MESSAGE DE SA SAINTETÉ
BENOÎT XVI
POUR LE CARÊME 2013
Croire dans la charité suscite la charité
« Nous avons reconnu et nous avons cru que l’amour de Dieu est
parmi nous » (1 Jn 4, 16)
Chers frères et sœurs,
la célébration du Carême, dans le contexte de l’Année de la foi, nous offre une occasion précieuse pour méditer sur le rapport entre foi et charité: entre le fait de croire en Dieu, dans le Dieu de Jésus Christ, et l’amour qui est le fruit de l’action de l’Esprit Saint et qui nous guide sur un chemin de consécration à Dieu et aux autres.
1. La foi comme réponse à l’amour de Dieu.
Dans ma première encyclique, j’ai déjà offert certains éléments pour saisir le lien étroit entre ces deux vertus théologales, la foi et la charité. En partant de l’affirmation fondamentale de l’apôtre Jean: « Nous avons reconnu et nous avons cru que l’amour de Dieu est parmi nous » (1 Jn 4, 16), je rappelais qu’« à l’origine du fait d’être chrétien, il n’y a pas une décision éthique ou une grande idée, mais la rencontre avec un événement, avec une Personne, qui donne à la vie un nouvel horizon et par là son orientation décisive… Comme Dieu nous a aimés le premier (cf. 1 Jn 4, 10), l’amour n’est plus seulement « un commandement », mais il est la réponse au don de l’amour par lequel Dieu vient à notre rencontre » (Deus caritas est, n. 1). La foi constitue l’adhésion personnelle – qui inclut toutes nos facultés – à la révélation de l’amour gratuit et « passionné » que Dieu a pour nous et qui se manifeste pleinement en Jésus Christ ; la rencontre avec Dieu Amour qui interpelle non seulement le cœur, mais également l’esprit: « La reconnaissance du Dieu vivant est une route vers l’amour, et le oui de notre volonté à la sienne unit intelligence, volonté et sentiment dans l’acte totalisant de l’amour. Ce processus demeure cependant constamment en mouvement: l’amour n’est jamais « achevé » ni complet » (ibid., n. 17). De là découle pour tous les chrétiens, et en particulier, pour les « personnes engagées dans les services de charité », la nécessité de la foi, de la « rencontre avec Dieu dans le Christ, qui suscite en eux l’amour et qui ouvre leur esprit à l’autre, en sorte que leur amour du prochain ne soit plus imposé pour ainsi dire de l’extérieur, mais qu’il soit une conséquence découlant de leur foi qui devient agissante dans l’amour » (ibid. n. 31a). Le chrétien est une personne conquise par l’amour du Christ et donc, mû par cette amour – « caritas Christi urget nos » (2 Co 5, 14) –, il est ouvert de façon concrète et profonde à l’amour pour le prochain (cf. ibid., n. 33). Cette attitude naît avant tout de la conscience d’être aimés, pardonnés, et même servis par le Seigneur, qui se penche pour laver les pieds des Apôtres et s’offre lui-même sur la croix pour attirer l’humanité dans l’amour de Dieu.

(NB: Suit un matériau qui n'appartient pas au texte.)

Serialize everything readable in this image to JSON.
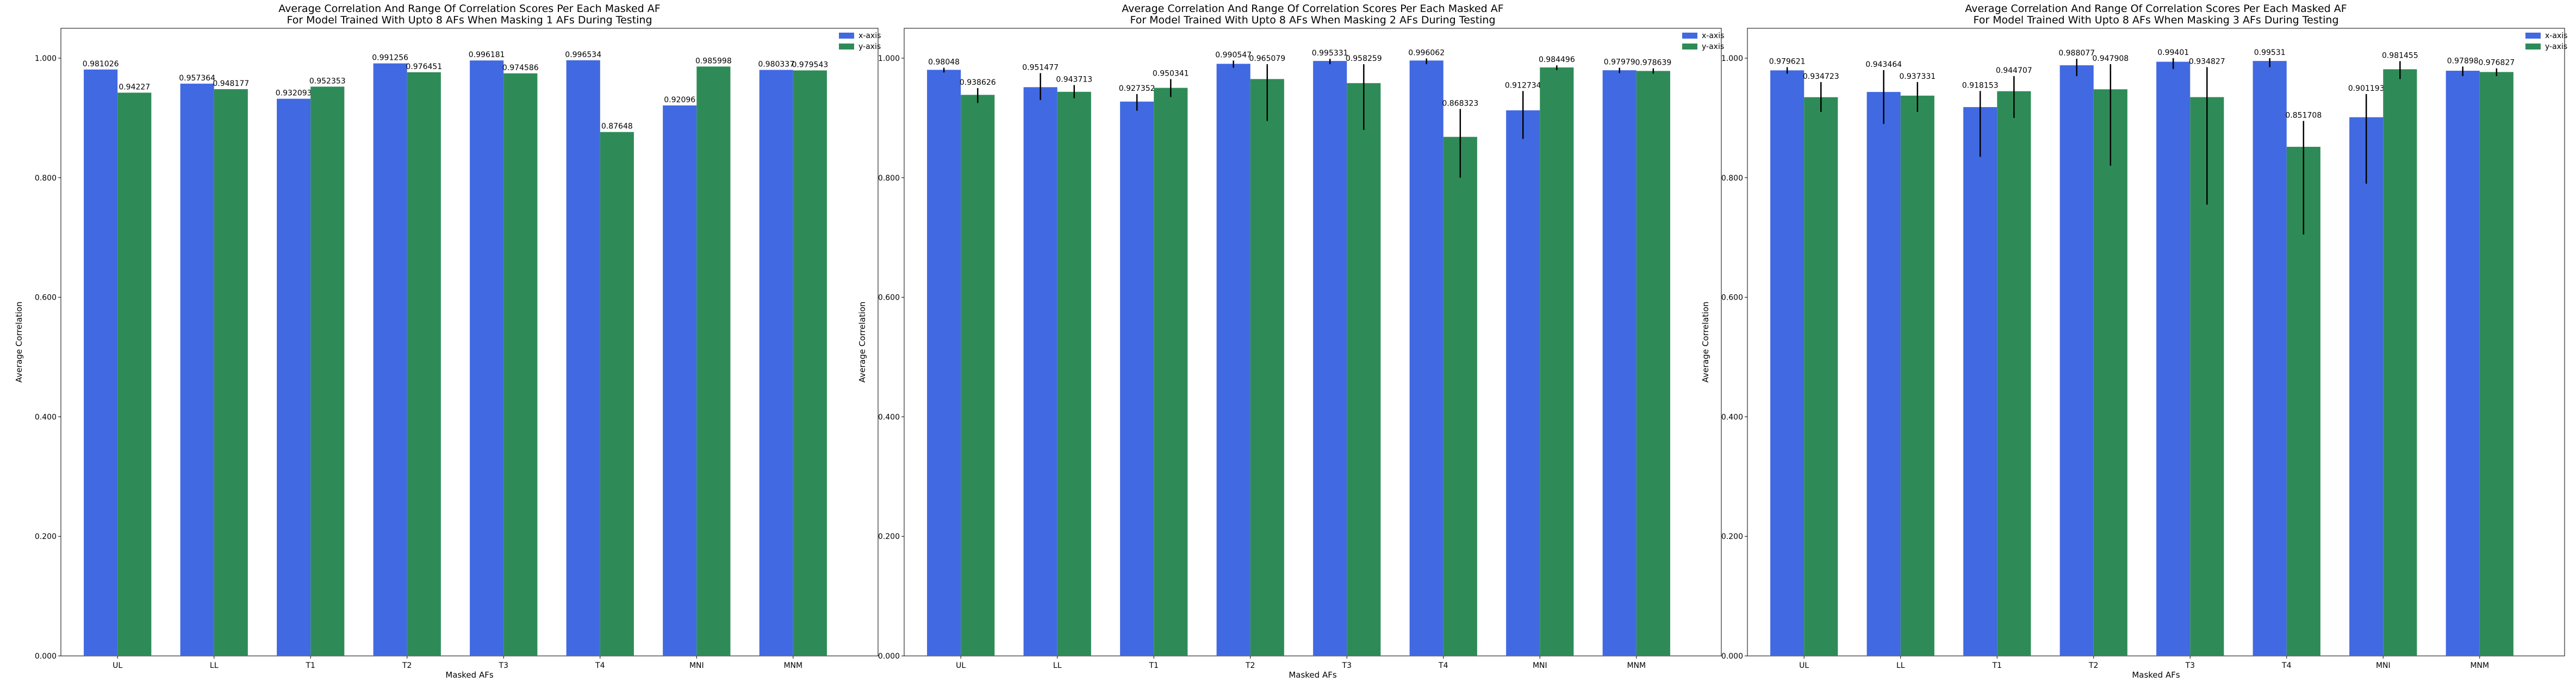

« La foi nous montre le Dieu qui a donné son Fils pour nous et suscite ainsi en nous la certitude victorieuse qu’est bien vraie l’affirmation: Dieu est Amour… La foi, qui prend conscience de l’amour de Dieu qui s’est révélé dans le cœur transpercé de Jésus sur la croix, suscite à son tour l’amour. Il est la lumière – en réalité l’unique – qui illumine sans cesse à nouveau un monde dans l’obscurité et qui nous donne le courage de vivre et d’agir » (ibid., n. 39). Tout cela nous fait comprendre que l’attitude principale qui distingue les chrétiens est précisément « l’amour fondé sur la foi et modelé par elle » (ibid., n. 7).
2. La charité comme vie dans la foi
Toute la vie chrétienne est une réponse à l’amour de Dieu. La première réponse est précisément la foi comme accueil, plein d’émerveillement et de gratitude, d’une initiative divine inouïe qui nous précède et nous interpelle. Et le « oui » de la foi marque le début d’une histoire lumineuse d’amitié avec le Seigneur, qui remplit et donne son sens plénier à toute notre existence. Mais Dieu ne se contente pas que nous accueillions son amour gratuit. Il ne se limite pas à nous aimer, mais il veut nous attirer à lui, nous transformer de manière profonde au point que nous puissions dire avec saint Paul: ce n’est plus moi qui vis, mais le Christ qui vit en moi (cf. Ga 2, 20).
Quand nous laissons place à l’amour de Dieu, nous devenons semblables à lui, nous participons de sa charité même. Nous ouvrir à son amour signifie le laisser vivre en nous, et nous conduire à aimer avec lui, en lui et comme lui; ce n’est qu’alors que notre foi devient vraiment opérante par la charité (cf. Ga 5, 6) et qu’il prend demeure en nous (cf. 1 Jn 4, 12).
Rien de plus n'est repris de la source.